Xbox-Hacken als Sport

Seit dem 8. November im US-Handel - mit voraussichtlich 1,5 Millionen verkauften Geräten bis Ende des Jahres - zählt die Xbox zu den heißesten Geschenktipps für den Gabentisch.

Doch abseits von spielfreudigen Konsumenten bildet sich allmählich eine Gruppe von Hardware-Freaks, welche die Konsole aus dem Hause Microsoft zu mehr befähigen wollen als ursprünglich gedacht.
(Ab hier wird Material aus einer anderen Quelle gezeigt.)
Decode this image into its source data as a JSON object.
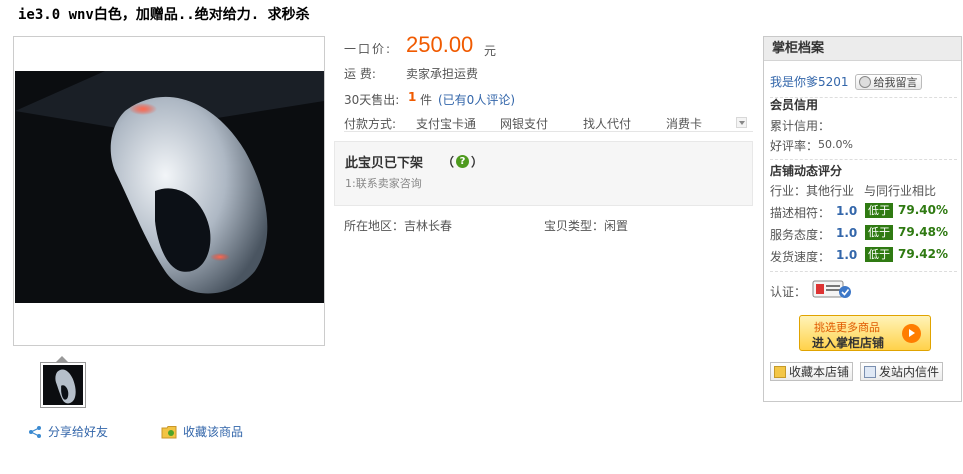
{
  "title": "ie3.0 wnv白色，加赠品..绝对给力. 求秒杀",
  "gallery": {
    "main_image_alt": "white mouse",
    "actions": {
      "share": "分享给好友",
      "favorite": "收藏该商品"
    }
  },
  "product": {
    "price_label": "一口价:",
    "price": "250.00",
    "price_unit": "元",
    "shipping_label": "运    费:",
    "shipping_value": "卖家承担运费",
    "sold_label": "30天售出:",
    "sold_count": "1",
    "sold_unit": "件",
    "review_text": "(已有0人评论)",
    "payment_label": "付款方式:",
    "payment_methods": [
      "支付宝卡通",
      "网银支付",
      "找人代付",
      "消费卡"
    ],
    "offline_title": "此宝贝已下架",
    "offline_tip": "1:联系卖家咨询",
    "region_label": "所在地区：",
    "region_value": "吉林长春",
    "type_label": "宝贝类型：",
    "type_value": "闲置"
  },
  "shop": {
    "header": "掌柜档案",
    "seller_name": "我是你爹5201",
    "message_button": "给我留言",
    "member_credit_title": "会员信用",
    "credit_label": "累计信用：",
    "positive_rate_label": "好评率：",
    "positive_rate": "50.0%",
    "dsr_title": "店铺动态评分",
    "dsr_header_left": "行业：其他行业",
    "dsr_header_right": "与同行业相比",
    "ratings": [
      {
        "label": "描述相符：",
        "score": "1.0",
        "badge": "低于",
        "pct": "79.40%"
      },
      {
        "label": "服务态度：",
        "score": "1.0",
        "badge": "低于",
        "pct": "79.48%"
      },
      {
        "label": "发货速度：",
        "score": "1.0",
        "badge": "低于",
        "pct": "79.42%"
      }
    ],
    "cert_label": "认证：",
    "enter_line1": "挑选更多商品",
    "enter_line2": "进入掌柜店铺",
    "fav_shop": "收藏本店铺",
    "send_msg": "发站内信件"
  },
  "colors": {
    "price": "#f05a00",
    "link": "#3366aa",
    "rating_badge": "#2f7a12"
  }
}
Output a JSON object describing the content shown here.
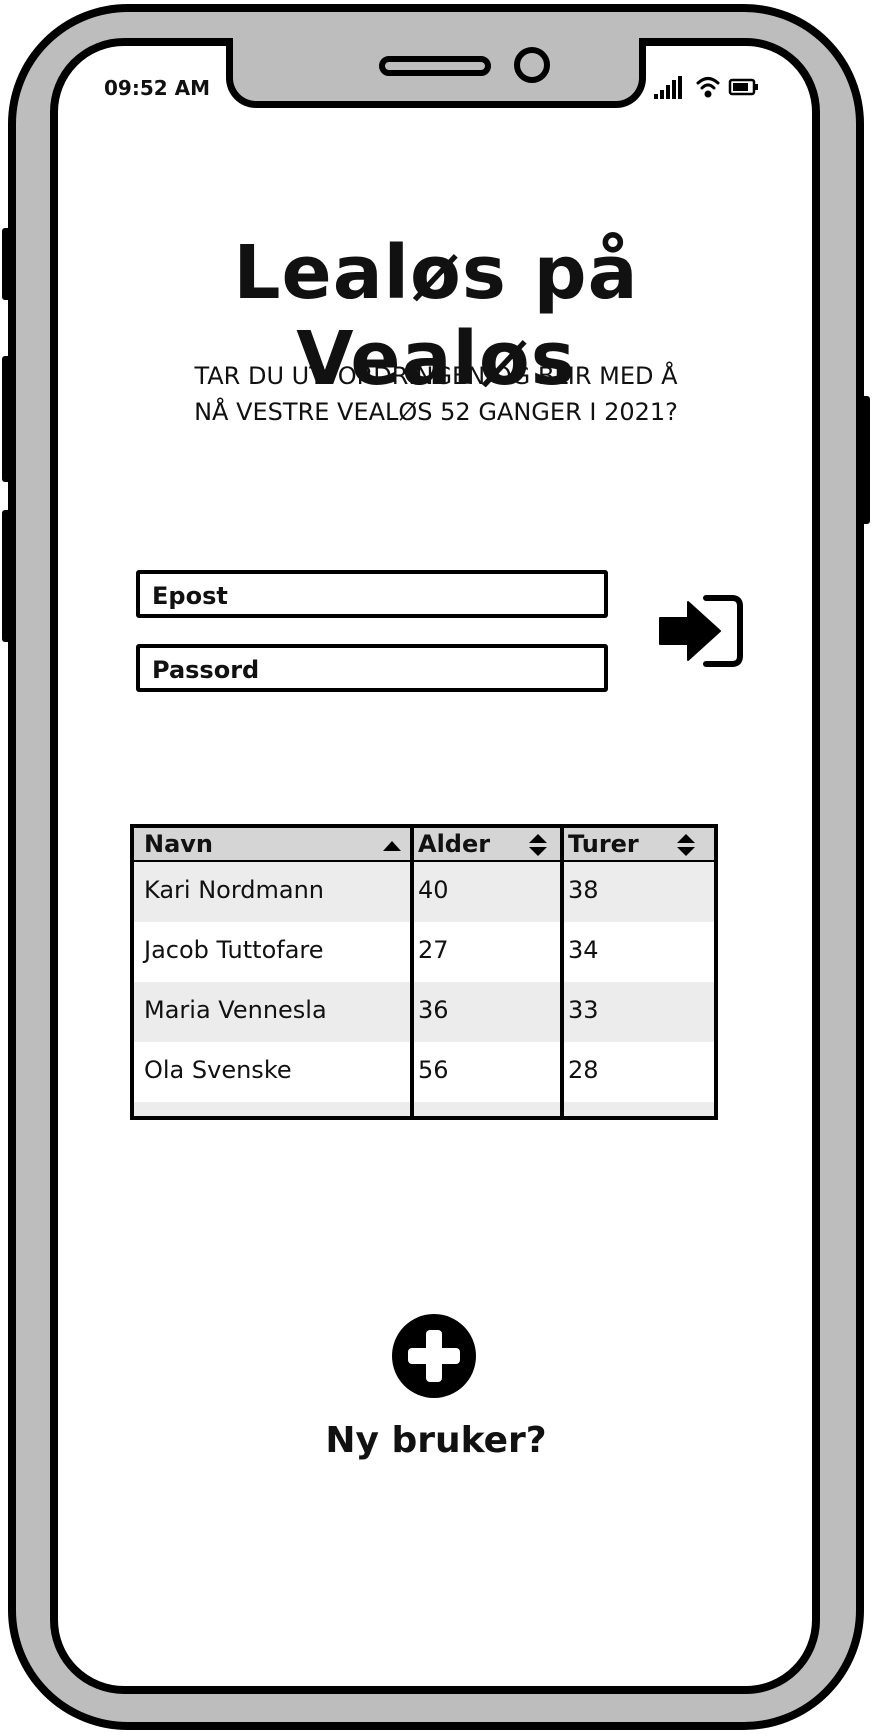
{
  "status_bar": {
    "time": "09:52 AM",
    "icons": [
      "signal-icon",
      "wifi-icon",
      "battery-icon"
    ]
  },
  "header": {
    "title": "Lealøs på Vealøs",
    "subtitle_line1": "TAR DU UTFORDRINGEN OG BLIR MED Å",
    "subtitle_line2": "NÅ VESTRE VEALØS 52 GANGER I 2021?"
  },
  "login": {
    "email_placeholder": "Epost",
    "password_placeholder": "Passord",
    "submit_icon": "sign-in-icon"
  },
  "table": {
    "columns": [
      {
        "label": "Navn",
        "sort": "ascending"
      },
      {
        "label": "Alder",
        "sort": "sortable"
      },
      {
        "label": "Turer",
        "sort": "sortable"
      }
    ],
    "rows": [
      [
        "Kari Nordmann",
        "40",
        "38"
      ],
      [
        "Jacob Tuttofare",
        "27",
        "34"
      ],
      [
        "Maria Vennesla",
        "36",
        "33"
      ],
      [
        "Ola Svenske",
        "56",
        "28"
      ]
    ]
  },
  "new_user": {
    "icon": "plus-circle-icon",
    "label": "Ny bruker?"
  }
}
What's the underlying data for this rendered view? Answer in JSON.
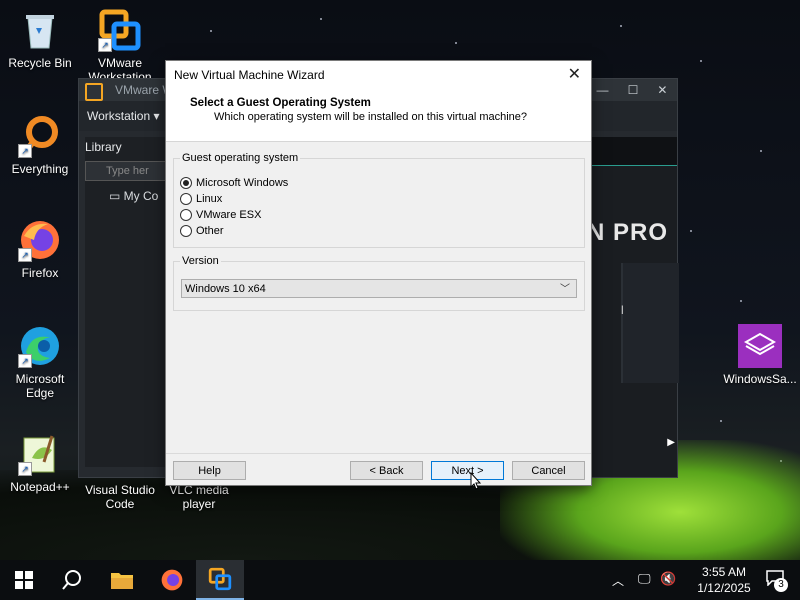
{
  "desktop": {
    "icons": [
      {
        "label": "Recycle Bin"
      },
      {
        "label": "VMware Workstation"
      },
      {
        "label": "Everything"
      },
      {
        "label": "Firefox"
      },
      {
        "label": "Microsoft Edge"
      },
      {
        "label": "Notepad++"
      },
      {
        "label": "Visual Studio Code"
      },
      {
        "label": "VLC media player"
      },
      {
        "label": "WindowsSa..."
      }
    ]
  },
  "vmware_window": {
    "title": "VMware W",
    "toolbar_label": "Workstation",
    "library_label": "Library",
    "search_placeholder": "Type her",
    "tree_item": "My Co",
    "banner_text": "N PRO",
    "panel_char": "l"
  },
  "wizard": {
    "title": "New Virtual Machine Wizard",
    "heading": "Select a Guest Operating System",
    "subheading": "Which operating system will be installed on this virtual machine?",
    "guest_group_label": "Guest operating system",
    "os_options": [
      {
        "label": "Microsoft Windows",
        "selected": true
      },
      {
        "label": "Linux",
        "selected": false
      },
      {
        "label": "VMware ESX",
        "selected": false
      },
      {
        "label": "Other",
        "selected": false
      }
    ],
    "version_group_label": "Version",
    "version_selected": "Windows 10 x64",
    "buttons": {
      "help": "Help",
      "back": "< Back",
      "next": "Next >",
      "cancel": "Cancel"
    }
  },
  "taskbar": {
    "time": "3:55 AM",
    "date": "1/12/2025",
    "notification_count": "3"
  },
  "colors": {
    "accent": "#0078d7",
    "vmware_orange": "#f5a623"
  }
}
"Halo"-Duelle über den Globus verteilt

Eine der Errungenschaften der Xbox-Modifikationsgemeinde: die Xbox mittels Software an einen PC und damit ans Internet anschließen. Das Gerät besitztvon Grund auf Netzwerkfähigkeit, nun sind Duelle mit dem Ego-Shooter "Halo" auch über den Globus verteilt möglich.

Ebenso konnten die eingebauten ATA-100-Kabel für DVD-Laufwerk und Festplatte durch schnellere Modelle ersetzt werden. Ein Schritt, der die eigentliche Herausforderung deutlich macht: auf die Xbox-Peripherie mit dem Computer zugreifen.

"Spiele-Raubkopien weitaus fataler"

"Allerdings", räumt Whitsitt ein, "war es Microsofts Priorität, genau das zu verhindern. Es gibt einen Passwort-Schutz für die Festplatte" - der vor wenigen Tagen gecrackt wurde - "und andere Sicherheitsvorkehrungen. Allerdings kann alles rückgängig gemacht werden, und die Xbox wird keine Ausnahme sein."

Das Marktforschungsinstitut Gartner sieht die Randgruppen-Aktivitäten noch nicht als Bedrohung für Microsoft: "Es wäre weitaus fataler, wenn Raubkopien von Spielen angefertigt, über das Netz ausgetauscht und auf DVDs gebrannt werden", so Gartners P.J. McNealy.

"Die Zahl der DVD-Brenner auf dem Markt ist noch sehr gering, sodass ich bis 2003 oder 2004 keine Bedrohung für den Vertrieb der Xbox oder deren Spiele sehe."